Lionel Messi, el fenómeno que mueve millones de dólares más allá de la cancha
lunes, 13 de abril de 2026
La llegada de Lionel Messi al Inter Miami disparó el valor del club y convirtió a Miami en un polo de turismo, inversión y consumo
La llegada de Lionel Messi al Inter Miami no solo transformó el rendimiento deportivo del club: también se convirtió en un motor económico para toda la ciudad. Casi tres años después de su arribo, el futbolista argentino ha impulsado el turismo, la hotelería, el comercio, el mercado inmobiliario e incluso nuevos desarrollos urbanísticos.
La muestra más reciente del llamado “efecto Messi” es el nuevo Nu Stadium. El escenario, con capacidad para 26.700 espectadores, es la pieza central de Miami Freedom Park, un proyecto valorado en US$1.000 millones que contempla áreas comerciales, espacios de entretenimiento, oficinas y hoteles en un terreno de 53 hectáreas.
El impacto también se refleja en las cifras del club. De acuerdo con Sportico, el Inter Miami pasó de estar valorado en US$585 millones en 2022 a unos US$1.450 millones en 2026, con lo que se convirtió en el equipo más valioso de la MLS. A esto se suma que sus ingresos rondaron los US$200 millones el año pasado, ubicándolo entre los pocos clubes de la liga que superan la barrera de los US$100 millones.

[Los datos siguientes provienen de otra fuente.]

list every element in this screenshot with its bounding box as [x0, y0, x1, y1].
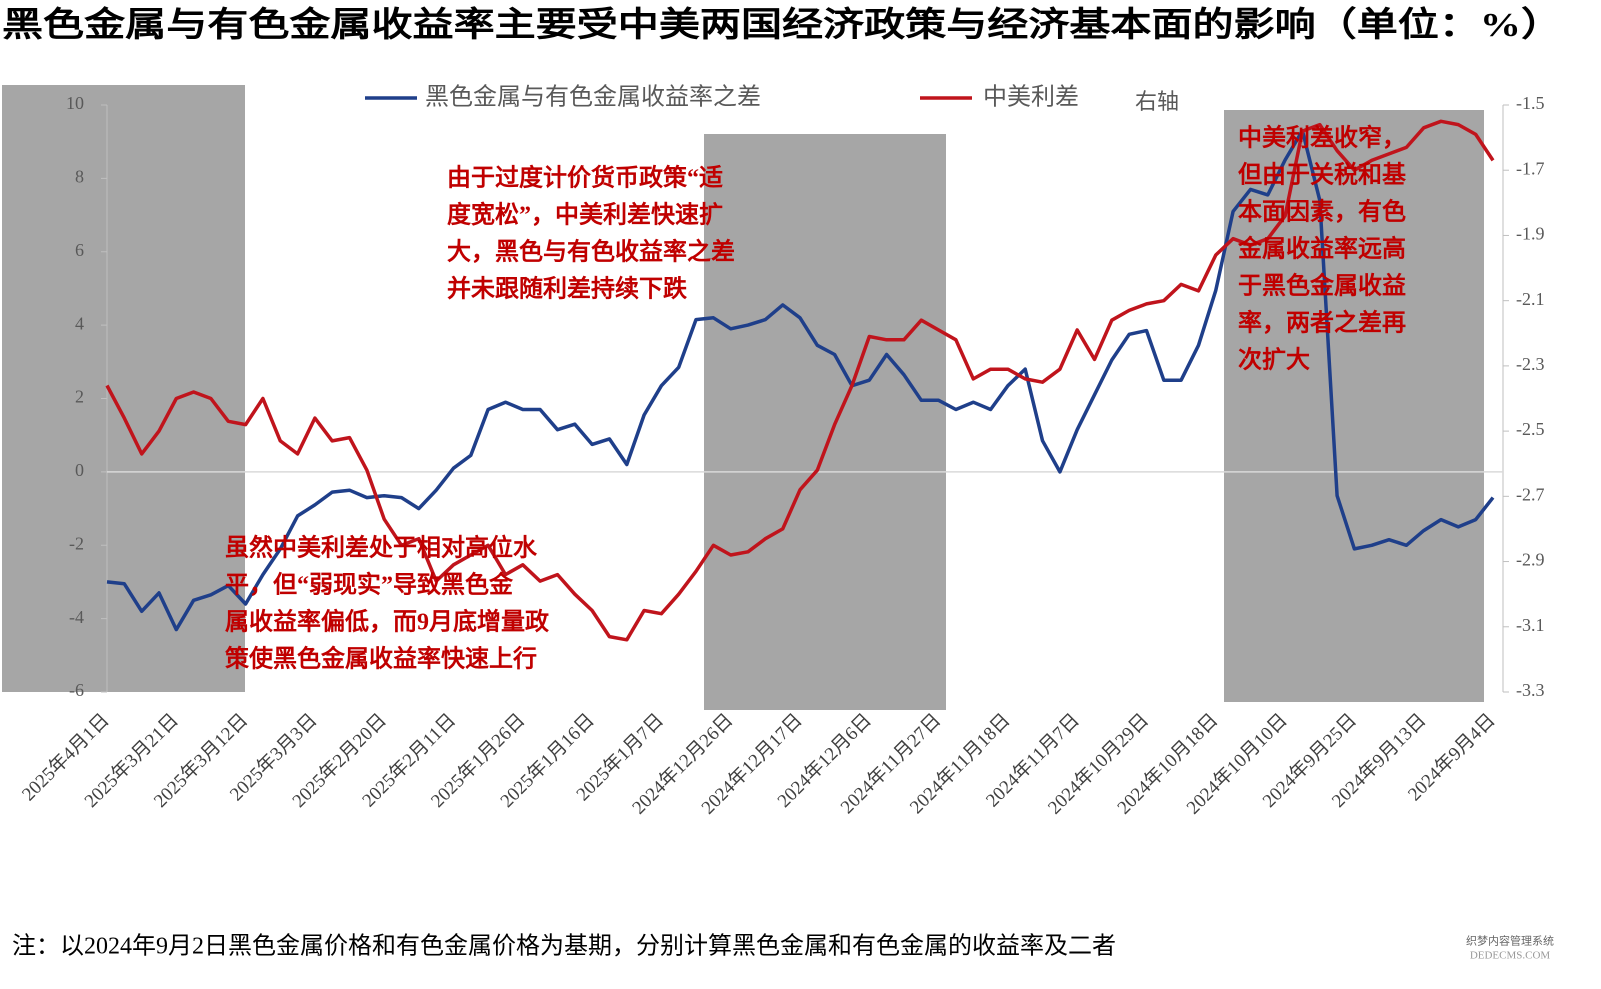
- annotation: 虽然中美利差处于相对高位水: [225, 534, 538, 562]
- y2-tick-label: -1.7: [1516, 158, 1545, 178]
- note: 注：以2024年9月2日黑色金属价格和有色金属价格为基期，分别计算黑色金属和有色…: [12, 933, 1116, 960]
- legend-label: 中美利差: [983, 84, 1079, 111]
- chart-title: 黑色金属与有色金属收益率主要受中美两国经济政策与经济基本面的影响（单位：%）: [2, 5, 1562, 44]
- shade-region: [2, 85, 245, 692]
- annotation: 大，黑色与有色收益率之差: [447, 238, 735, 266]
- shade-region: [1224, 110, 1484, 702]
- y-tick-label: 4: [75, 313, 84, 333]
- annotation: 平，但“弱现实”导致黑色金: [225, 571, 514, 599]
- annotation: 策使黑色金属收益率快速上行: [225, 645, 537, 673]
- legend-label: 黑色金属与有色金属收益率之差: [425, 84, 761, 111]
- y2-tick-label: -2.1: [1516, 289, 1545, 309]
- y2-tick-label: -2.9: [1516, 550, 1545, 570]
- y-tick-label: 10: [66, 93, 84, 113]
- y2-tick-label: -2.7: [1516, 484, 1545, 504]
- y2-tick-label: -1.5: [1516, 93, 1545, 113]
- annotation: 但由于关税和基: [1238, 161, 1407, 189]
- annotation: 次扩大: [1238, 347, 1310, 374]
- watermark: DEDECMS.COM: [1470, 950, 1551, 962]
- annotation: 度宽松”，中美利差快速扩: [447, 201, 723, 229]
- annotation: 属收益率偏低，而9月底增量政: [225, 608, 549, 636]
- y-tick-label: 0: [75, 460, 84, 480]
- y-tick-label: 2: [75, 387, 84, 407]
- annotation: 率，两者之差再: [1238, 309, 1406, 337]
- annotation: 金属收益率远高: [1237, 235, 1406, 263]
- annotation: 于黑色金属收益: [1238, 272, 1406, 300]
- y2-tick-label: -2.3: [1516, 354, 1545, 374]
- y-tick-label: -6: [69, 680, 84, 700]
- annotation: 由于过度计价货币政策“适: [447, 164, 723, 192]
- y-tick-label: 6: [75, 240, 84, 260]
- series-line: [106, 128, 1495, 632]
- axis-note: 右轴: [1135, 89, 1179, 114]
- y2-tick-label: -2.5: [1516, 419, 1545, 439]
- shade-region: [704, 134, 946, 710]
- series-line: [105, 119, 1495, 642]
- y-tick-label: -4: [69, 607, 84, 627]
- annotation: 中美利差收窄，: [1238, 124, 1406, 152]
- y2-tick-label: -3.1: [1516, 615, 1545, 635]
- watermark: 织梦内容管理系统: [1466, 934, 1554, 948]
- y-tick-label: 8: [75, 167, 84, 187]
- y2-tick-label: -3.3: [1516, 680, 1545, 700]
- y-tick-label: -2: [69, 533, 84, 553]
- y2-tick-label: -1.9: [1516, 224, 1545, 244]
- annotation: 并未跟随利差持续下跌: [447, 275, 688, 303]
- annotation: 本面因素，有色: [1238, 198, 1406, 226]
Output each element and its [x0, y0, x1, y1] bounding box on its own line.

Además, la imagen de Miami se ha visto fortalecida con este fenómeno, al punto de consolidarse como una de las grandes capitales del fútbol en Estados Unidos. La ciudad y sus alrededores han sido sede de eventos como la final de la Copa América 2024, partidos del Mundial de Clubes y la próxima Copa Mundial de la Fifa, en medio de una dinámica que ha atraído nuevas inversiones y mayor visibilidad internacional.
Por otro lado, el turismo y el consumo también han sentido este impulso. La ocupación hotelera de Miami-Dade alcanzó 74% el año pasado, una de las más altas de Estados Unidos, mientras que bares, restaurantes y alquileres vacacionales reportan mayor demanda y mejores ingresos durante los fines de semana en que juega el Inter Miami.
En Miami, el nombre de Messi ya funciona como marca, atractivo turístico, catalizador de inversión y símbolo de proyección internacional. Lo que ocurre en el sur de Florida demuestra que, en el deporte moderno, un gran jugador no solo puede cambiar a un equipo, sino también la economía de una ciudad.